I recently had an experience talking with one young player of an epistemic game that captured the distinction between epistemic games and school as most of us experienced it.

In How Computer Games Help Children Learn, David Williamson Shaffer describes how epistemic games are designed to do something very different than schools today. Today’s schools were designed, he points out, at the turn of the century to avert social strife in rapidly expanding cities by socializing young people to a new industrial order: essentially, they were designed to prepare factory workers. But we don’t need to train children to work in an industrial society anymore. Instead, we need children to be able to think in creative and innovative ways. And epistemic games are designed to do just that.
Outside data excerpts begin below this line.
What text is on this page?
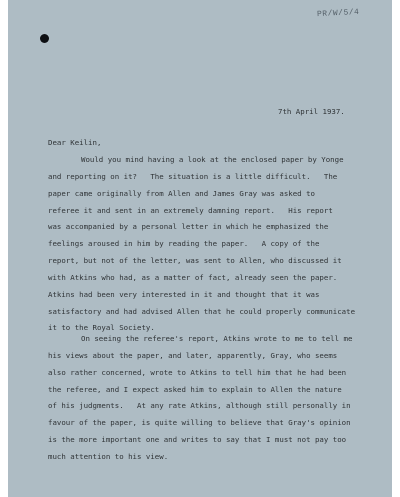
PR/W/5/4
7th April 1937.
Dear Keilin,
Would you mind having a look at the enclosed paper by Yonge
and reporting on it?   The situation is a little difficult.   The
paper came originally from Allen and James Gray was asked to
referee it and sent in an extremely damning report.   His report
was accompanied by a personal letter in which he emphasized the
feelings aroused in him by reading the paper.   A copy of the
report, but not of the letter, was sent to Allen, who discussed it
with Atkins who had, as a matter of fact, already seen the paper.
Atkins had been very interested in it and thought that it was
satisfactory and had advised Allen that he could properly communicate
it to the Royal Society.
On seeing the referee's report, Atkins wrote to me to tell me
his views about the paper, and later, apparently, Gray, who seems
also rather concerned, wrote to Atkins to tell him that he had been
the referee, and I expect asked him to explain to Allen the nature
of his judgments.   At any rate Atkins, although still personally in
favour of the paper, is quite willing to believe that Gray's opinion
is the more important one and writes to say that I must not pay too
much attention to his view.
Maria was one of twelve students who played the game Urban Science this summer. As part of our study, I interviewed all of the players last month, after they had finished the game and were back in school for a few months.

In her interview, I asked Maria if she had thought about Urban Science during the last three months. She told me a really interesting story about an assignment she completed in school’ how she had thought like a planner, and what happened (or didn’t happen) as a result.

Maria said:

‘In history we had to do like a city planning thing. Everyone else drew little houses and grocery stores, and I did my zoning thing. I did it on grid paper and then had little roads and stuff and had different boxes and they represented different things. There wasn’t enough housing for people, so then I put higher density housing in. And then I put a variety of market rate and affordable [housing]. And then it was funny because I looked at other people’s and they drew houses with chimneys and smoke coming out.’

I was delighted, of course, that Maria’s creative response to this social studies project suggested that Urban Science had helped Maria think about complex urban issues the way planners do. She was considering the needs of the stakeholders and representing changes the way a real planner would.

I couldn’t help but imagine (and hope) that her project might have caused a rich discussion in her class about cities and how they work. So I asked Maria what her teacher said about her project.

Maria replied:

‘Um. She gave me an ‘A’. I don’t know. I just turned it in.’

There were no comments. No reflection. No discussion.

And then the heartbreaker: Hoping to give Maria the feedback she didn’t get from her teacher, I asked her if I could see her project. She told me she had thrown it away.

Maria’s experience made me think again about how different epistemic games are from school. It was a stark reminder that too often the message we are sending our children in school is that their work is little more than a means to a grade.